A deux semaines à peine des élections américaines, l’hostilité manifeste envers les journalistes à travers tout le territoire inquiète au plus au point Reporters sans frontières (RSF) qui appelle à l’arrêt immédiat de ces agressions et à la prise de mesures concrètes – à commencer par la signature, par les candidats, du #PressFreedomPact.

Jamais auparavant dans l'histoire américaine la presse n'a été à ce point sous le feu des critiques et la cible d’attaques. Dernier exemple en date:  deux journalistes couvrant les rassemblements de campagne de Donald Trump au cours des deux dernières semaines ont été victimes de harcèlement pour avoir simplement exercé  leur métier. A Ocala, en Floride, le reporter d’ABC News Will Steakin a été violemment menacé : « ABC News… Une balle dans ta tête, mec. J’en ai une. » Près de Newport Beach, en Californie, une journaliste du L.A. Times s’est fait suivre pendant plusieurs minutes par un homme qui criait « Fake news ! » et encourageait d’autres personnes à l’imiter.

 

Ces incidents ne sont pas isolés. Depuis que les manifestations « Black Lives Matter » ont commencé à secouer le pays  en mai dernier, c’est avec stupéfaction que le public américain a vu des policiers arrêter des journalistes en direct, des agents fédéraux cibler délibérément des photojournalistes avec des balles en caoutchouc et des contre-manifestants agresser physiquement des professionnels des médias – autant de tentatives d’empêcher les journalistes de documenter les faits.

 

« Nous sommes très préoccupés par ces actes d’hostilité et de violence envers les journalistes, tout simplement motivés par le fait qu’ils font leur travail en couvrant les manifestations dans le pays.
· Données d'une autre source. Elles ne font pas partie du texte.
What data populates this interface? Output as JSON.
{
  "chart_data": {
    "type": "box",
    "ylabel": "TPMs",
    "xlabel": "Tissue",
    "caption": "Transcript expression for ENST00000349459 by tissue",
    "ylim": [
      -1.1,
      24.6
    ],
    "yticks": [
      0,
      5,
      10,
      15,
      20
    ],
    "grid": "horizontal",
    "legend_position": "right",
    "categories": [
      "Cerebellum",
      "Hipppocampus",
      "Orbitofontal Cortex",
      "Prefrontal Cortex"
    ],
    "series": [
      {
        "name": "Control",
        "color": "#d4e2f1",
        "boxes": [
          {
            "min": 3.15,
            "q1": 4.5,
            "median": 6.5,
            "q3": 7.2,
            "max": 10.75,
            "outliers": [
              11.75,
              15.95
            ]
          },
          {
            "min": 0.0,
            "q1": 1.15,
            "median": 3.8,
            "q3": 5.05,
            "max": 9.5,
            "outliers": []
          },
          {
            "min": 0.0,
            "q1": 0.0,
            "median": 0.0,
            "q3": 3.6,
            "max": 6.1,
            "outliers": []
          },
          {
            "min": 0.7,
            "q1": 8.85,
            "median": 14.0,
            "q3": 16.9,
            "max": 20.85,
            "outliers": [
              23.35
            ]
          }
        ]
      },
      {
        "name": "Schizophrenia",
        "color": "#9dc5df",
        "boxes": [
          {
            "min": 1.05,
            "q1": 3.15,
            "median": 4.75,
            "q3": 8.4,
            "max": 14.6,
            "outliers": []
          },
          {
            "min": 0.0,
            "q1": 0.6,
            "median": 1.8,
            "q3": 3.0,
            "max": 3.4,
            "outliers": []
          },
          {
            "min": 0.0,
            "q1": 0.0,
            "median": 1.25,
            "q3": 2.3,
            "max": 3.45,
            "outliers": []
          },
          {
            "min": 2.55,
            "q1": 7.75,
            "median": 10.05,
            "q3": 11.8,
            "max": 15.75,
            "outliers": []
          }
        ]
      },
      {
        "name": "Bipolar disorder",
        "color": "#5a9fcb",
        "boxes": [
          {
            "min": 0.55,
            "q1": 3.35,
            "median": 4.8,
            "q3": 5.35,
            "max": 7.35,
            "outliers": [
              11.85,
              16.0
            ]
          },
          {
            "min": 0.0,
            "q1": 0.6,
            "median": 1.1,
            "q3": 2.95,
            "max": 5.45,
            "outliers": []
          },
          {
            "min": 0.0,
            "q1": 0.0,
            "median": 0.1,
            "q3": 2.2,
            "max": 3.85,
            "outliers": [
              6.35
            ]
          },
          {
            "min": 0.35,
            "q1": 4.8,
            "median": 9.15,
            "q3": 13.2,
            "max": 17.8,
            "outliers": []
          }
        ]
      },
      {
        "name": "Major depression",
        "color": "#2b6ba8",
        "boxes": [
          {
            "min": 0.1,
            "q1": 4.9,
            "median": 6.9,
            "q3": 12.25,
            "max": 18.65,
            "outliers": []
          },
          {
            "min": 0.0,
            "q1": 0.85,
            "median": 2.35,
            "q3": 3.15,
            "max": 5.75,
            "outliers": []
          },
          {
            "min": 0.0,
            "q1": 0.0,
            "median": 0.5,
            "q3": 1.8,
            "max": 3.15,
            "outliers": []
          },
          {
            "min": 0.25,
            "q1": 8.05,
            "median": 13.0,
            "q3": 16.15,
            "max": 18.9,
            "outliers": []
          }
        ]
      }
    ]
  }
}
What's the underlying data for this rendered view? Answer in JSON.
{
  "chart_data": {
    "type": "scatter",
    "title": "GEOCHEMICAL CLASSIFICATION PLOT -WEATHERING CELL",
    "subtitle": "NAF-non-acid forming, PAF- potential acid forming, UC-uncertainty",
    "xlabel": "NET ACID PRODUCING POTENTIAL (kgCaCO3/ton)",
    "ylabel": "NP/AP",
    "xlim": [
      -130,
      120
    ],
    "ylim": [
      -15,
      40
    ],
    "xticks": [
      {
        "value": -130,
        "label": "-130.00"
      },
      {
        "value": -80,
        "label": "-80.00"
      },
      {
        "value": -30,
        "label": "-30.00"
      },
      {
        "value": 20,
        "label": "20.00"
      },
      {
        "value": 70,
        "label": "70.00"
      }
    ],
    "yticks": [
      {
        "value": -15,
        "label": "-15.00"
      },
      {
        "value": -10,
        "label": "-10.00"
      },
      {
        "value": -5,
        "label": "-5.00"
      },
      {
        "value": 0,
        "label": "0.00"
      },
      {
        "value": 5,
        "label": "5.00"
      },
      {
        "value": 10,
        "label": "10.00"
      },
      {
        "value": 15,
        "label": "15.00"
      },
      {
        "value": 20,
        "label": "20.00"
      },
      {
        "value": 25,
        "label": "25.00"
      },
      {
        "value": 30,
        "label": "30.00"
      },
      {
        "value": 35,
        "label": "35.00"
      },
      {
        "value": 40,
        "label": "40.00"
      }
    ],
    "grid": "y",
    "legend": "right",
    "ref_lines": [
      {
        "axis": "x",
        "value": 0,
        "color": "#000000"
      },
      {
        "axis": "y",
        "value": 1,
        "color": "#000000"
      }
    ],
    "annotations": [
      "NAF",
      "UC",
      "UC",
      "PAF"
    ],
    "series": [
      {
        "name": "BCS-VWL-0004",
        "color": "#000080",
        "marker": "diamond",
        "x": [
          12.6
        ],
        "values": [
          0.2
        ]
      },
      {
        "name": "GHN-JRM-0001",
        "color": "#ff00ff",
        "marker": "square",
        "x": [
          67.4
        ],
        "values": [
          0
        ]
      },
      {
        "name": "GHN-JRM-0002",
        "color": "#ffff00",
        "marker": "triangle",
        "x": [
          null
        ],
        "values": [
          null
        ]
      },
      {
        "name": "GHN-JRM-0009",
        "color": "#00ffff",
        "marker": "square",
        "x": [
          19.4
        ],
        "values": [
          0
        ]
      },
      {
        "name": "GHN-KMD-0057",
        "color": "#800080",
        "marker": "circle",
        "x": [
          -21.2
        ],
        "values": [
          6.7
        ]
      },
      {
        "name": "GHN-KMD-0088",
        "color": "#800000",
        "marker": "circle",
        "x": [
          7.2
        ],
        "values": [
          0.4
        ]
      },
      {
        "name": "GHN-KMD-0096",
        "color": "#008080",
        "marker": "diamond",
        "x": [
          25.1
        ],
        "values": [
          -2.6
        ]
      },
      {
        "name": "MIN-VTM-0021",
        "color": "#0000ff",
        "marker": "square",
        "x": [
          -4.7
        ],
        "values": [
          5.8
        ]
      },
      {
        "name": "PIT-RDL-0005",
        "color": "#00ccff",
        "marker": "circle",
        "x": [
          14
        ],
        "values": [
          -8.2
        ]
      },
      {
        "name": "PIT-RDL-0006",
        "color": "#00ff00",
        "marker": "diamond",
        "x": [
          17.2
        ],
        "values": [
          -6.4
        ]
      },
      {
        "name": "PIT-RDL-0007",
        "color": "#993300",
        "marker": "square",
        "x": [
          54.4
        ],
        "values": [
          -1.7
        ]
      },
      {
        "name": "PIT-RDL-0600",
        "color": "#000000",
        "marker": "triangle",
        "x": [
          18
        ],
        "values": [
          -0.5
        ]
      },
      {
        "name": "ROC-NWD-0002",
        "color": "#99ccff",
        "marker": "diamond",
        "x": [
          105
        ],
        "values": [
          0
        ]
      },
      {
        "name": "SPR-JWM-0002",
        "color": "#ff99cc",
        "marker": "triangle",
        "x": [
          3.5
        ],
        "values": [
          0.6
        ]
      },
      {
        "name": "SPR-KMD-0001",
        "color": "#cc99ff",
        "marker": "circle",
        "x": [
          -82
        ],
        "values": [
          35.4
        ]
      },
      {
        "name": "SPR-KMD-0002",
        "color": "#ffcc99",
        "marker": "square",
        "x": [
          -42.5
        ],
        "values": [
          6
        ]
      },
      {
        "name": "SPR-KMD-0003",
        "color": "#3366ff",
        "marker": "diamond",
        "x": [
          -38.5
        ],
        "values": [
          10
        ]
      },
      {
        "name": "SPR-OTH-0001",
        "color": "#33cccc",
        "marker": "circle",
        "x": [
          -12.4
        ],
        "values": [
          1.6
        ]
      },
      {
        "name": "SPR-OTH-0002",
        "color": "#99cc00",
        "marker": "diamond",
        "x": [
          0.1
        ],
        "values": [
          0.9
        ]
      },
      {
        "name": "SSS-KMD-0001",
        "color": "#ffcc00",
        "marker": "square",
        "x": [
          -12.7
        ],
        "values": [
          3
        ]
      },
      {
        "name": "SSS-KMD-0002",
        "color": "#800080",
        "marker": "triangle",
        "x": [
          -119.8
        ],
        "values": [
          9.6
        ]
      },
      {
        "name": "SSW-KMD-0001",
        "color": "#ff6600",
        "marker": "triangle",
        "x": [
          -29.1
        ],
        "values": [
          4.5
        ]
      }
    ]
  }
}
Jamais auparavant dans l’histoire américaine la presse n’a subi de critiques d’une ampleur aussi alarmante, déclare la directrice des campagnes internationales de RSF, Rebecca Vincent. Ce climat d’agression est représentatif du bilan inquiétant de la liberté de la presse aux Etats-Unis, qui continue de se détériorer à l’approche des élections. Nous appelons les candidats à réagir contre cet état de fait inacceptable et de montrer leur engagement pour la défense de la liberté de la presse en signant le #PressFreedomPact »,  

L’Observatoire américain de la liberté de la presse a recensé pas moins de 856 agressions envers des journalistes couvrant les manifestations pour la seule année 2020. La majorité de ces incidents étaient des attaques physiques spontanées et délibérées visant des journalistes clairement identifiés. Ils se sont produits dans au moins 33 Etats à travers le pays, et notamment à Minneapolis, Washington D.C., Los Angeles, New York, Louisville, Detroit, Denver et Philadelphie.

 

RSF se félicite de la récente décision de la Cour d’appel fédérale du neuvième circuit de maintenir l’interdiction faite aux forces de l’ordre fédérales de cibler des journalistes pendant les manifestations à Portland et salue cette avancée décisive dans la protection de la liberté de la presse. RSF a présenté un amicus curiae dans cette affaire, en soulignant que les attaques de journalistes par les forces de l’ordre ces derniers mois entachent le rôle de pilier de la liberté de la presse dans le monde des Etats-Unis. Mais l’opposition que rencontrent de telles mesures – comme le rejet, par le gouverneur de Californie Gavin Newsom de la loi du Sénat 629, qui prévoyait d’interdire l’arrestation de journalistes lors de manifestations – sont à même de compromettre la sécurité des professionnels de l’information.

 

Quant à la situation générale de la liberté de la presse aux Etats-Unis, elle continue de se dégrader. Alors que les journaux locaux sont dans une situation financière extrêmement difficile, leurs journalistes sont quotidiennement harcelés par une administration qui les qualifie d’« ennemis du peuple » et les accuse de « fake news », et ce même lorsqu’ils s’exposent à des risques physiques pour remplir leur mission. RSF réitère son appel aux responsables publics à, d’une part, assurer la sécurité des journalistes couvrant les manifestations et, d’autre part à enquêter de manière plus approfondie sur ces violations du premier amendement.

 

Pour commencer à inverser ces tendances inquiétantes, RSF invite les candidats aux élections du 3 novembre à signer le #PressFreedomAct, un engagement public à soutenir les principes de la liberté de la presse. Ce pacte offre l’occasion aux responsables politiques américains de réaffirmer leur conviction que la presse libre joue un rôle vital et qu’ils sont décidés à la protéger – et, par là même, de montrer l’exemple au monde entier.

 

Les Etats-Unis occupent la 45e place sur 180 pays dans le Classement mondial de la liberté de la presse établi par RSF en 2020.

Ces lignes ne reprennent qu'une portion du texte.